Incredible that the shark ate a frozen cuda over most of the other frozen bonitas but you never know what a hungry shark will eat.In the past we've had tiger sharks pick up two day old bait that are starting to rot.
It was a real treat to have the mostly rookie crew get there first taste of landing a big shark and for me getting the young ones involved and loving the sport guarantees that we will be preserving the sport for future generation.On this day the expierience that the youngsters had is something they will never forget;I am gratful to have made it possible for them. The shark was quickly worked into the surf and al though some of the crew were inexpierienced everyone performed flawlessly in getting the shark quickly tailroped,measured,tagged and released in an effecient manner .Josh Jergenson(blacktiphunter) did an excellent job of videotaping all the action with his head cam and subsequently posting it on youtube and for that we are grateful ,thanks Josh.One heck of a video ,check it out*. 
*YOUTUBE VIDEO *


----------



## Deep South (Oct 8, 2007)

Nice job. Great video


----------



## Den-Bob (Jul 19, 2010)

Outstanding fishing report! The best I've ever seen on a forum. 
A #1 white boy fishing adventure, and all done in the spirit of the game!

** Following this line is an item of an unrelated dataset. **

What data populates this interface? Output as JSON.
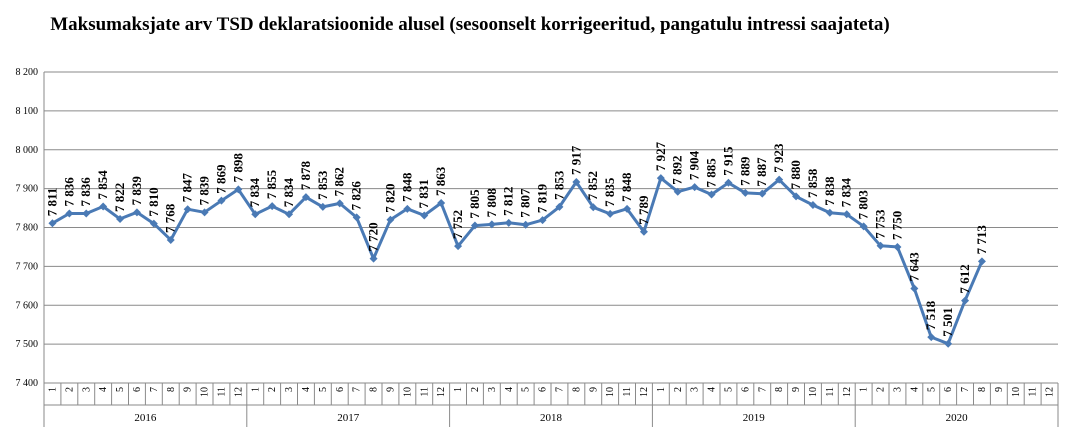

You are correct, the young ones will never forget that fishing lesson
and the satisfaction of the catch and release of a trophy fish.


----------



## williamsdad (Feb 2, 2010)

*Great report*

Where generally, is this - east coast?, south fl.? very calm


----------



## Realtor (Oct 1, 2007)

Oh YEAH! great report


----------



## parrothead (Oct 1, 2007)

Awesome!!!!!!!!!!!! Thanks for posting

SCott


----------



## BeachBlues (Oct 12, 2007)

Great post. What beach was that?


----------



## Nopierpressure (Jul 27, 2010)

Man, thats gotta be fun!! Thanks for sharing!!


----------